Kurdish opposition swept up in Turkish arrests after Iraq killings

ANKARA (Reuters) - Turkish police detained more than 700 people, including members of a pro-Kurdish political party, in operations against the PKK militia following the killing of 13 Turkish captives in northern Iraq, the Interior Ministry said on Monday.

The Turkish government said on Sunday that fighters from the outlawed Kurdistan Workers Party (PKK) had executed police and military personnel who had mostly been seized in 2015 and 2016. The killings took place during a military operation.

The 718 people detained on Monday in 40 provinces across the country included provincial and district chairs from the pro-Kurdish opposition Peoples' Democratic Party (HDP), parliament's third-largest, the ministry said.

Opposition parties have accused the government of moving too slowly to free the captives.

The political fallout could raise the stakes in what analysts say are efforts by President Tayyip Erdogan's ruling AK Party to create a rift between the HDP and other opposition parties that cooperated in municipal elections in 2019 to hand Erdogan defeats.

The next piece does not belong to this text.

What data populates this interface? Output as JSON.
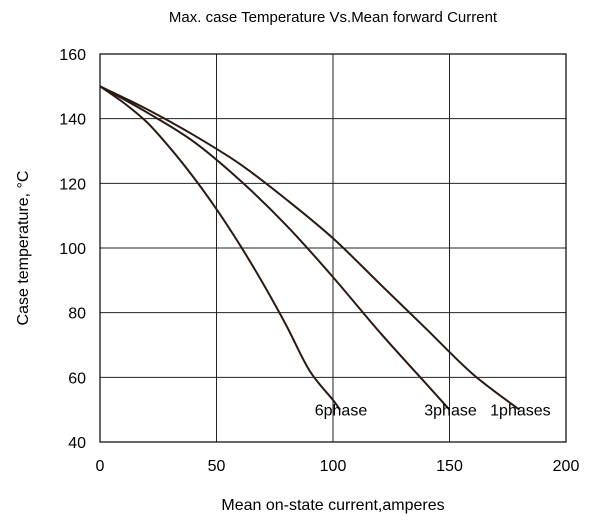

Members of the HDP, the main opposition Republican People's Party (CHP) and the Iyi Party said the government had not acted even though they had previously raised the issue of the captured Turks in parliament.

Omer Faruk Gergerlioglu, an HDP lawmaker, said negotiations had allowed for rescues in previous cases but the government had not considered such an option this time.

"There could have been a solution but this happened due to the government and the ruling party's general policies," he told Reuters. "They are not considering a solution or peace right now, therefore they did not attempt such an option."

Erdogan rejected the criticism and said on Monday that Ankara had worked very hard to rescue the captives. He said the latest cross-border operation into Iraq, launched Feb. 10, had this goal.

Erdogan's government, sliding in some opinion polls, has accused the HDP of links to the PKK and repeatedly detained or arrested its members. It has critisised the CHP for working with the HDP.

Erdogan's communications director said on Twitter on Sunday: "PKK and HDP are one and the same".

The HDP denies this and responded: "Nobody can clean the blood and tears they are responsible for by attacking the HDP."

The PKK, designated a terrorist group by Turkey, the United States and European Union, has been waging an insurgency in the mainly Kurdish southeast Turkey since 1984 and more than 40,000 people have been killed in the conflict.

Turkey's recent fight against the PKK has increasingly focused on northern Iraq, where the group has its stronghold in the Qandil mountains.